My lovely wife's blog post explains all the relevant details of my undercover Ironman debut, so you can read the details there. Allow me to add a little more input.
After the race someone asked me what age group I'm in. I responded "now, or when the race started?" It was a long, humbling day. I've never had so many mixed feelings about a race. Normally if I get my butt kicked I'm angry and disappointed, and there are no positives to be found. In this case there are. (Or at least I'm telling myself that). I'm proud that I didn't mentally give in even after my body began to crumble, but still disappointed that I didn't put up a faster time. Going into the race I knew that I was underprepared, and that unlike a shorter race where I can fake it based on experience and guile, there's no way to fake 140.6 miles. I was doing everything that I told my athletes not to do; most notably, racing undertrained and worrying about time in my first Ironman. Despite recognizing the folly of my plan, I knew that with a baby on the way, and NSQ not racing this season, this may be my only opportunity to race an Ironman so I chose to do it anyway. Plus, I suppose that in a circuitous way, by ignoring my advice, I proved that it is good advice.

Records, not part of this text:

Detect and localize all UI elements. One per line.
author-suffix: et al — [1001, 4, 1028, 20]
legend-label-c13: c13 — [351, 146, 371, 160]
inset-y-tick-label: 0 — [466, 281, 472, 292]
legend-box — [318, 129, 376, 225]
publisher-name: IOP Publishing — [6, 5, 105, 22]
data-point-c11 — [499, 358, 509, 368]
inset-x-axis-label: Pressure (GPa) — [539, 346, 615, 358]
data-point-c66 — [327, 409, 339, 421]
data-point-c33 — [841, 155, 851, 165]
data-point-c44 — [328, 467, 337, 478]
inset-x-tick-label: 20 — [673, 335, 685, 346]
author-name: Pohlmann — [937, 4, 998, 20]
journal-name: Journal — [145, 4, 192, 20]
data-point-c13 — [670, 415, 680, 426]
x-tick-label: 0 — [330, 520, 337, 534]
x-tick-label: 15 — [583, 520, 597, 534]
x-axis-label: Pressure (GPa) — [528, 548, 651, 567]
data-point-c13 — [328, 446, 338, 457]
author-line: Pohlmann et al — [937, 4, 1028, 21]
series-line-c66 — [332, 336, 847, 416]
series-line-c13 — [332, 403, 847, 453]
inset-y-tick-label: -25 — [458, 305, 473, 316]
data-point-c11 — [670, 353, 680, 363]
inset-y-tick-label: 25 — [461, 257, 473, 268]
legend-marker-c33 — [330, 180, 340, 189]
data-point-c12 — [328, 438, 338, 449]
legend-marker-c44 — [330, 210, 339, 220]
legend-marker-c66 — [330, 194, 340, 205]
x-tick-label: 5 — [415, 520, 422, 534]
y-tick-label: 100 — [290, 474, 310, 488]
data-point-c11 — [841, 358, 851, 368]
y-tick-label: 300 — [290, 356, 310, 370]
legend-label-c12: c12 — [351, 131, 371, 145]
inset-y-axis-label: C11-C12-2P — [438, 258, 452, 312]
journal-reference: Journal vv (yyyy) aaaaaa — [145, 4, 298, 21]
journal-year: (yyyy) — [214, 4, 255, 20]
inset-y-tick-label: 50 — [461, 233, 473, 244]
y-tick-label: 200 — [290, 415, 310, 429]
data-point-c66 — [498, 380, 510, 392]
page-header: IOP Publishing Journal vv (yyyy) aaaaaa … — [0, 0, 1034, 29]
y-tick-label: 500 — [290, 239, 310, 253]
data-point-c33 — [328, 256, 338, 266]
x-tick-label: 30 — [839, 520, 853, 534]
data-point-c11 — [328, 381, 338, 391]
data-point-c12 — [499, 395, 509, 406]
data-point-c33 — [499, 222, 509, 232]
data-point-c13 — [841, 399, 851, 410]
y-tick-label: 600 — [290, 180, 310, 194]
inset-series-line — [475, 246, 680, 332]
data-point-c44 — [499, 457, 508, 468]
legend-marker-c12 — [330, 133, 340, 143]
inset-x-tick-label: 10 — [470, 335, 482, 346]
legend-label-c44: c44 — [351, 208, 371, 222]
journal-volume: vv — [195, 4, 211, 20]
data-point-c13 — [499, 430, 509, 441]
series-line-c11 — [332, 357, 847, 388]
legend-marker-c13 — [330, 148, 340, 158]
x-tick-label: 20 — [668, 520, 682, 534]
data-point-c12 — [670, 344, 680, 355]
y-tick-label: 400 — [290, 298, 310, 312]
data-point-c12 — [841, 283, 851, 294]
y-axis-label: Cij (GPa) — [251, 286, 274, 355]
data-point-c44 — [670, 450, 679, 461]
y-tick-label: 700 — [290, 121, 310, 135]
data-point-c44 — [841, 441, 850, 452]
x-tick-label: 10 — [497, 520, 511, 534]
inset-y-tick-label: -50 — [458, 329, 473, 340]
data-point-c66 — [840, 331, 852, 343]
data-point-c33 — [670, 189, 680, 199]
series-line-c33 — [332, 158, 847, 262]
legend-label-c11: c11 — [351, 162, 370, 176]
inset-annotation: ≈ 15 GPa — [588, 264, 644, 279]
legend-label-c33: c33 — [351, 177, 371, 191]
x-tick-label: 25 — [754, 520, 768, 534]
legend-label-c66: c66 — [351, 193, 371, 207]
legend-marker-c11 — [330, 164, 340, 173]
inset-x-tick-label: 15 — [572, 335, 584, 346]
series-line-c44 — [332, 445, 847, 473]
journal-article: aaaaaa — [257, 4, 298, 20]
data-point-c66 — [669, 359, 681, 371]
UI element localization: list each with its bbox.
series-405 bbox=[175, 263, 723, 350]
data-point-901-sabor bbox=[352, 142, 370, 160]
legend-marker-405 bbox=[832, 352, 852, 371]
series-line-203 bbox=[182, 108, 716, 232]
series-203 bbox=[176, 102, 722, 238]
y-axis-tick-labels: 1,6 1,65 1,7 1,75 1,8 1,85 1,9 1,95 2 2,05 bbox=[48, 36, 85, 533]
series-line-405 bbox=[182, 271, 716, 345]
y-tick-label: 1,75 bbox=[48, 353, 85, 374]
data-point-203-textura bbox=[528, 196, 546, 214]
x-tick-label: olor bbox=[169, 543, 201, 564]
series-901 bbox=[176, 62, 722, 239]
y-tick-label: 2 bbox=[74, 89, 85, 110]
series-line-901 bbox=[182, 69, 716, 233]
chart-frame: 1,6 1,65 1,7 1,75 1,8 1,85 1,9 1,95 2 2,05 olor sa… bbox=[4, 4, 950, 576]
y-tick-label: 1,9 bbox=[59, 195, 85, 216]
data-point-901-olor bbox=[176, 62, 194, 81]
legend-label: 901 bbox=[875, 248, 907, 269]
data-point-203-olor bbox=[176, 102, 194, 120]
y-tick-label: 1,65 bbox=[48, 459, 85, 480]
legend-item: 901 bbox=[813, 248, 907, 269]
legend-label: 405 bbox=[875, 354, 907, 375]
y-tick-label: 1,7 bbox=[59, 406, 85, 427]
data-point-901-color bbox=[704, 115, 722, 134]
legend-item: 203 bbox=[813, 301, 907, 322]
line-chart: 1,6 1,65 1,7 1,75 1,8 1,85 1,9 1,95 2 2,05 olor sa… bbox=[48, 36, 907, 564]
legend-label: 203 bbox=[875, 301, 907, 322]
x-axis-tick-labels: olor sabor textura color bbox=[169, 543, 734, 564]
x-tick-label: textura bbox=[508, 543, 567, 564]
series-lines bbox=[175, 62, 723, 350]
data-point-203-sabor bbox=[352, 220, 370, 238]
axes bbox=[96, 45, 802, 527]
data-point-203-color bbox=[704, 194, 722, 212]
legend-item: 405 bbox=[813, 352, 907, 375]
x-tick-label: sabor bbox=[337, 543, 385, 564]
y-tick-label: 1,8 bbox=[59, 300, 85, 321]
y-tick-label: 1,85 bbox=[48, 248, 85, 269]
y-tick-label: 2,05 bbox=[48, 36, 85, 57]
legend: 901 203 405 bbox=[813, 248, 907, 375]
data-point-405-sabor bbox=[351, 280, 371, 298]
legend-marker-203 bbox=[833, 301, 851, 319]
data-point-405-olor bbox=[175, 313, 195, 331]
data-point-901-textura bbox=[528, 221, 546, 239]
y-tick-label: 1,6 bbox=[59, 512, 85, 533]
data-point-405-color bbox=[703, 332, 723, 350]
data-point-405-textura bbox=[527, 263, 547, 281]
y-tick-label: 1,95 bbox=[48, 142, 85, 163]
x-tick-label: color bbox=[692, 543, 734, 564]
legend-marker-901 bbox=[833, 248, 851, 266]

I also got to race for the first time with my good friend, 25+ time Ironman Larry Lewis. Larry briefed me on the course, and we got to spend a fair amount of the race together. When Larry caught me with two miles to go, he refused to go ahead (which he could have easily done), instead insisting that we cross the line together.
My body and mind are both better suited for short races, but I'm glad I did this one. And I'm glad it's over.